One of the things we changed was to get new radiators fitted. We now have the old fashioned big tubular things, like they used to have in British schools. They are pretty cool. We swapped some badly placed ones for longer, shallower ones, so that they don’t just throw all their heat out of the windows. We also got a cast iron radiator. Have you ever tried to lift a cast iron radiator? They weigh more than a star destroyer. It took four of us, together shuffling it a foot at a time. That thing holds more water than a thousand olympic sized swimming pools, and when you turn it off, the house stays toastry warm for six months. It looks incredibly steampunk. If there were radiators in captain nemos office, they would be that one. It has etched patterns and allsorts.

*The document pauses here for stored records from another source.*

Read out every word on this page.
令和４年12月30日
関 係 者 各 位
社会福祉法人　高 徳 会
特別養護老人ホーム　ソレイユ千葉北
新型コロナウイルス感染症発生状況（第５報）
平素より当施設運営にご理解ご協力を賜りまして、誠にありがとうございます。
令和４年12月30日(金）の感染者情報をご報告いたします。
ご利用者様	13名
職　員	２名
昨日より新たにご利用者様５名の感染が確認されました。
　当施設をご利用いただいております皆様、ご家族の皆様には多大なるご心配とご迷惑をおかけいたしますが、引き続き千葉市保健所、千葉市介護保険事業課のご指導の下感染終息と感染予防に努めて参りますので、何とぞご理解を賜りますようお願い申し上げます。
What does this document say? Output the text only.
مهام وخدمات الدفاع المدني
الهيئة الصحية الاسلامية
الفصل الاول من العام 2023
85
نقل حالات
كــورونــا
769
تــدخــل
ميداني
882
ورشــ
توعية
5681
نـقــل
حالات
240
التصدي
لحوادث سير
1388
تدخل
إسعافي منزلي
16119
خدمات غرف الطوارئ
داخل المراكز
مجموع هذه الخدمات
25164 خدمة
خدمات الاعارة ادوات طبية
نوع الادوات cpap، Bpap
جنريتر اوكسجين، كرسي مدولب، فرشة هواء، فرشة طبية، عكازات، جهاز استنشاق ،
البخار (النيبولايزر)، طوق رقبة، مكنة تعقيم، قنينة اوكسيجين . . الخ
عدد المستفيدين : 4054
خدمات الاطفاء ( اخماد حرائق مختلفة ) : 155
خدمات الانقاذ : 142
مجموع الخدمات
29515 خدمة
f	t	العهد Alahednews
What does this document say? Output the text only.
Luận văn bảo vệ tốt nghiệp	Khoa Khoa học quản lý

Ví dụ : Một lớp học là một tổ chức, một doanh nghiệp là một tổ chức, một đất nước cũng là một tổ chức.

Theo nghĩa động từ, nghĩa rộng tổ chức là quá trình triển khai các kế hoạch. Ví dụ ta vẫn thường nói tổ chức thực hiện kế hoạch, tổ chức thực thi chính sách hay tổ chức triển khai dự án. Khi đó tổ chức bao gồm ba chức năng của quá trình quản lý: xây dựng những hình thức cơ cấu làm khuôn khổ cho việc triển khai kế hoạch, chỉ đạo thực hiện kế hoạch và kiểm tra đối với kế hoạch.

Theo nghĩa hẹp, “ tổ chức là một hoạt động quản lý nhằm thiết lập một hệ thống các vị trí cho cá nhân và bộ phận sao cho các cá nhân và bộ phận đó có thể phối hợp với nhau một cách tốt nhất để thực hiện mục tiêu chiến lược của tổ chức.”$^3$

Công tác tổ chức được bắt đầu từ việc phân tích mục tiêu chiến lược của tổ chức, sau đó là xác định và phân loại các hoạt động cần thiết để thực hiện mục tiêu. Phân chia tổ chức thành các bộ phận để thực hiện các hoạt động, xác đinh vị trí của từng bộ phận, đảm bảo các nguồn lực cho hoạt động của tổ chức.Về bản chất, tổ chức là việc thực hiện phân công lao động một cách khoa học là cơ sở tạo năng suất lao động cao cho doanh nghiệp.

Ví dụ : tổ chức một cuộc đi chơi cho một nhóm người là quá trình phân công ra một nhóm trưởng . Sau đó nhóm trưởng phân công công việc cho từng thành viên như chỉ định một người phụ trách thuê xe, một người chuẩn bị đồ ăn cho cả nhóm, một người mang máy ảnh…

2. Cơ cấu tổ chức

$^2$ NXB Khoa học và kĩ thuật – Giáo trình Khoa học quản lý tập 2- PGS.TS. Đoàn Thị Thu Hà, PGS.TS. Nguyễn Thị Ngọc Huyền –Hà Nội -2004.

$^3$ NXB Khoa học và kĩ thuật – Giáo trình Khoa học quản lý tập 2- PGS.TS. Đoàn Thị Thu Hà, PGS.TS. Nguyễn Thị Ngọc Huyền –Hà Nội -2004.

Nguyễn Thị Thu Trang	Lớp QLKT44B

If I ever actually get working solar panels installed in this house, I may have to have a celebration cheap games sale or something.

I’ll have news monday. News of a silly experiment.

Solar shenanigans part I

I’m aiming, at some point, to get some solar panels installed on my house. This may sound like some middle class hippy luxury, but nay! it is not so. The last UK government spent 12 years ignoring the environment and hoping it would go away, then flipped out and introduced a feed-in-tariff that makes micro-generation a no-brainer. 41.3p per unit of generated power, whether you use it or not. It only costs 11p to actually buy power at peak time, so I assume the civil servant responsible was just drunk. There again, they don’t tend to care how they spend our money.

Basically, even if you are Karl Rove, or the chairman of Exxon and think Climate Change is a fairy story, you would still be insane if you had a south facing roof and you didn’t install solar panels on it. Even if you had to borrow the money, it can make financial sense (because the payback is likely to be higher than the loan interest). As it happens, I am a big fan of renewable energy and have lusted after the idea of solar PV for probably 10 years now. Anyway… I *do* have a south facing roof, so it should be a no brainer right?

Firstly, I live in a ‘listed building‘ which means I have to bake cakes and make tea for the local planning consent officer (who is younger than me! FFS!) and beg and grovel for permission to do this. Secondly, The south facing roof is great, but its made out of corrugated metal (really!) and we aren’t sure it would support the weight. Cue structural survey for £200. Bah…

Thirdly, we have a rather huge, and impressive oak tree in the garden. A garden that slopes south and upwards, so that the tip of the tree just shades part of the potential panels. For boring reasons, even minor shading on solar is an efficiency disaster. We *do* have 4 (I counted them) other locations where the panels could go, as there is a garage, blah blah. And after 3 days of taking photos every 2 hours (when there was some sun…) and lots of staring at them, I concluded that only 1 of them is really a viable site (metal roof ville). So I’m finally at the point where I’ve booked a strcutural survey to turn up and check the roof.

If the guy tells me it won’t support the panels, I’m going to stab him with my D’k-tagh and invoke the vengeance of kahless on the world…

(I’m playtesting the campaign game. It has ship maintenance costs in now, and is getting more and more stable.)